CD24 signalling through macrophage Siglec-10 is a new target for cancer immunotherapy

Ovarian cancer and triple-negative breast cancer (TNBC) are among the most lethal diseases affecting women, with few targeted therapies and high rates of metastasis. Here we show that CD24 can be the dominant innate immune checkpoint in ovarian cancer and breast cancer, and is a new, promising target for cancer immunotherapy. Cancer cells are capable of evading clearance by macrophages through the overexpression of anti-phagocytic surface proteins, called “don’t eat me” signals, including CD47 ¹ , programmed cell death ligand 1 (PD-L1) ² , and the beta-2 microglobulin subunit of the major histocompatibility class I complex (B2M) ³ . Monoclonal antibodies which antagonize the interaction of “don’t eat me” signals with their macrophage-expressed receptors have demonstrated therapeutic potential in several cancers ^{4– 5} . However, variability in the magnitude and durability of the response to these agents has suggested the presence of additional, as yet unknown, “don’t eat me” signals.

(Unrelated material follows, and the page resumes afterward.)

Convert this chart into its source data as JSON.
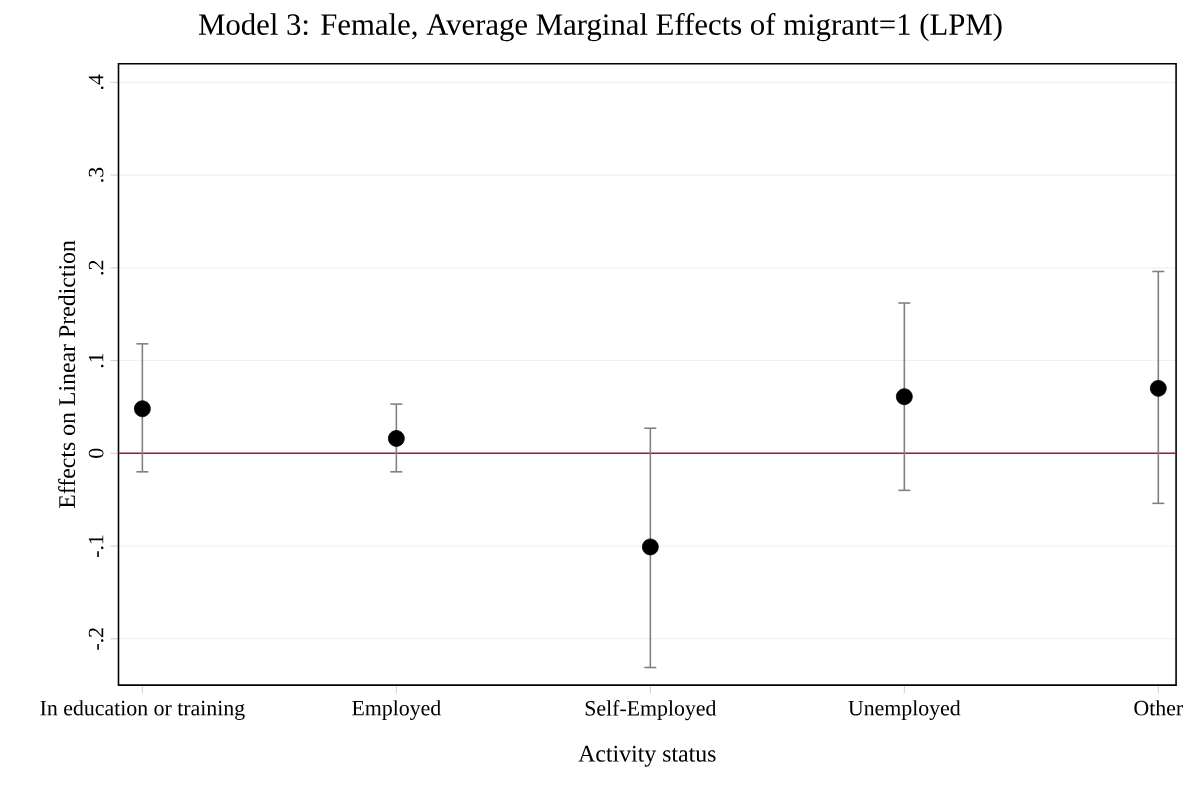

Here we demonstrate a novel role for tumor-expressed CD24 in promoting immune evasion through its interaction with the inhibitory receptor, Sialic Acid Binding Ig Like Lectin 10 (Siglec-10), expressed by tumor-associated macrophages (TAMs). We observe that many tumors overexpress CD24 and that TAMs express high levels of Siglec-10. Both genetic ablation of CD24 or Siglec-10, and monoclonal antibody blockade of the CD24–Siglec-10 interaction, robustly augment the phagocytosis of all CD24-expressing human tumors tested. Genetic ablation as well as therapeutic blockade of CD24 resulted in a macrophage-dependent reduction of tumor growth and extension of survival, in vivo. These data highlight CD24 as a highly-expressed, anti-phagocytic signal in several cancers and demonstrate the therapeutic potential for CD24-blockade as cancer immunotherapy.